Charlie sonrió y metió los arrugados billetes en el delantal de la anciana y se llevó rápidamente un dedo a los labios.
– Si usted no se lo dice, yo tampoco -le dijo. Con una leve inclinación de cabeza se dio media vuelta y se puso en marcha hacia el coche.
– Yo nunca vi a ninguna niñita -dijo ella con voz apenas audible. Charlie se detuvo en seco-. Pero Walter una vez llevó a una señora de mucha alcurnia a ese orfanato que está en Rose Hill en Melbourne. Lo sé porque yo estaba fuera en el jardín y él me lo dijo.
Charlie se volvió para darle las gracias, pero ella ya había cerrado la puerta y desaparecido dentro de la casa.
Charlie subió al coche sin un penique y con un solo nombre al que agarrarse, consciente de que, sin duda, el anciano podría haberle solucionado todo el misterio. Si no, habría dicho, «No, no lo sé», y no «No, no le ayudaré», cuando él se lo pidió.
Maldijo su estupidez varias veces durante el viaje de regreso a la ciudad.
– Roberts, ¿hay algún orfanato en Melbourne? -fueron sus primeras palabras al entrar a grandes zancadas en la oficina del abogado.
– El de Santa Hilda -dijo Neil Mitchell antes que su socio comenzada a pensar en la pregunta-. Sí, queda en algún sitio de Rose Hill. ¿Por qué?
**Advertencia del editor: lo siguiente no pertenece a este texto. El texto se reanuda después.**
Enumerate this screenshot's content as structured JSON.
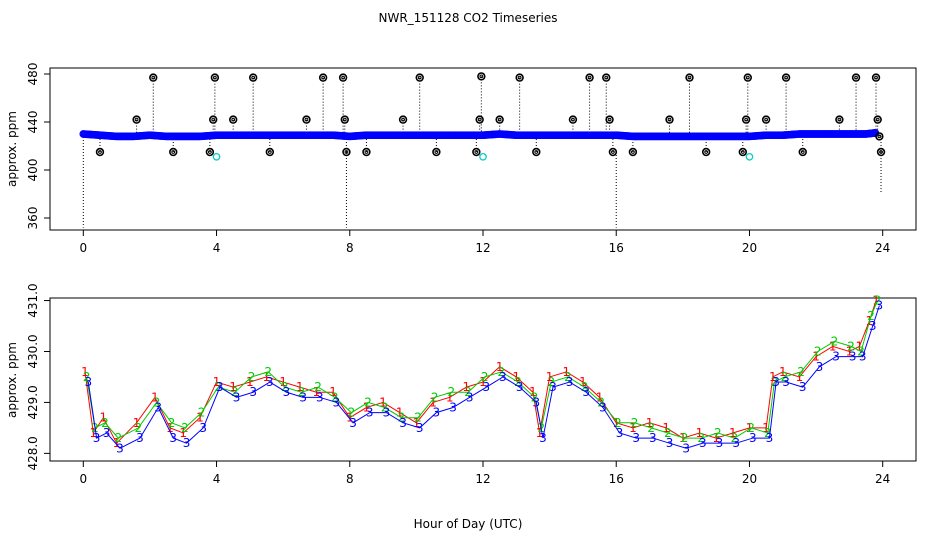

– Ése es -dijo Charlie consultando su reloj -. Son algo así como las siete de la mañana, hora de Londres, y estoy algo cansado, así que me voy al hotel a dormir un poco. Mientras tanto necesito las respuestas a unas cuantas preguntas. Para empezar, necesito saber todo lo que se pueda averiguar sobre Santa Hilda, comenzando por los nombres de todos los miembros del personal que trabajaban allí entre mil novecientos veinticuatro y mil novecientos veintisiete, desde el director o directora hasta la última sirvienta. Y si aún queda alguien allí de esa época, hay que descubrirlo, porque deseo verla o verlas, y antes de veinticuatro horas.
Dos de los secretarios de la oficina de Mitchell habían comenzado a tomar nota a toda velocidad tratando de no perderse nada de lo que iba diciendo Charlie.
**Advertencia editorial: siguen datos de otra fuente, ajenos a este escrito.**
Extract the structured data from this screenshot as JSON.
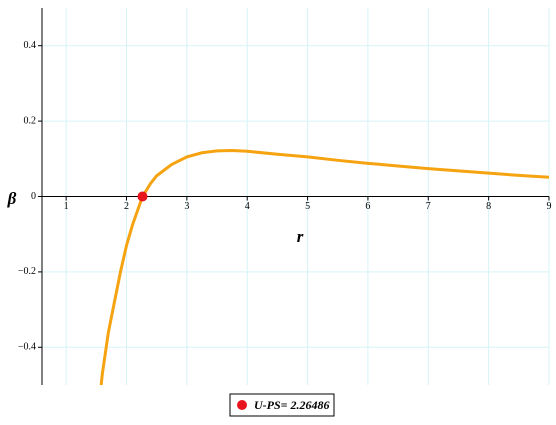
{
  "chart_data": {
    "type": "line",
    "x_label": "r",
    "y_label": "β",
    "x": [
      1.58,
      1.6,
      1.7,
      1.8,
      1.9,
      2.0,
      2.1,
      2.26486,
      2.4,
      2.5,
      2.75,
      3.0,
      3.25,
      3.5,
      3.75,
      4.0,
      4.5,
      5.0,
      5.5,
      6.0,
      6.5,
      7.0,
      7.5,
      8.0,
      8.5,
      9.0
    ],
    "series": [
      {
        "name": "β",
        "color": "#f5a311",
        "values": [
          -0.5,
          -0.47,
          -0.36,
          -0.28,
          -0.2,
          -0.13,
          -0.075,
          0,
          0.035,
          0.055,
          0.085,
          0.105,
          0.116,
          0.121,
          0.122,
          0.12,
          0.112,
          0.105,
          0.096,
          0.088,
          0.081,
          0.074,
          0.068,
          0.062,
          0.056,
          0.051
        ]
      }
    ],
    "markers": [
      {
        "name": "U-PS= 2.26486",
        "x": 2.26486,
        "y": 0,
        "color": "#e8141e"
      }
    ],
    "xlim": [
      0.6,
      9
    ],
    "ylim": [
      -0.5,
      0.5
    ],
    "xticks": [
      1,
      2,
      3,
      4,
      5,
      6,
      7,
      8,
      9
    ],
    "yticks": [
      {
        "value": -0.4,
        "label": "−0.4"
      },
      {
        "value": -0.2,
        "label": "−0.2"
      },
      0,
      0.2,
      0.4
    ],
    "grid": true
  }
}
– También deseo saber los nombres de todas las niñitas registradas allí entre esos mismos años. Recuerden, buscamos a una niñita que no podía tener más de cuatro años en ese tiempo. Y cuando tengan todas las respuestas, despiértenme, sea la hora que sea.
A la mañana siguiente Trevor Roberts llegó al hotel de Charlie poco antes de las ocho y se encontró a su cliente instalado ante un buen desayuno de huevos, tomate, champiñones y bacon. Aunque a Roberts se le notaba cansando y sin afeitar, era portador de noticias.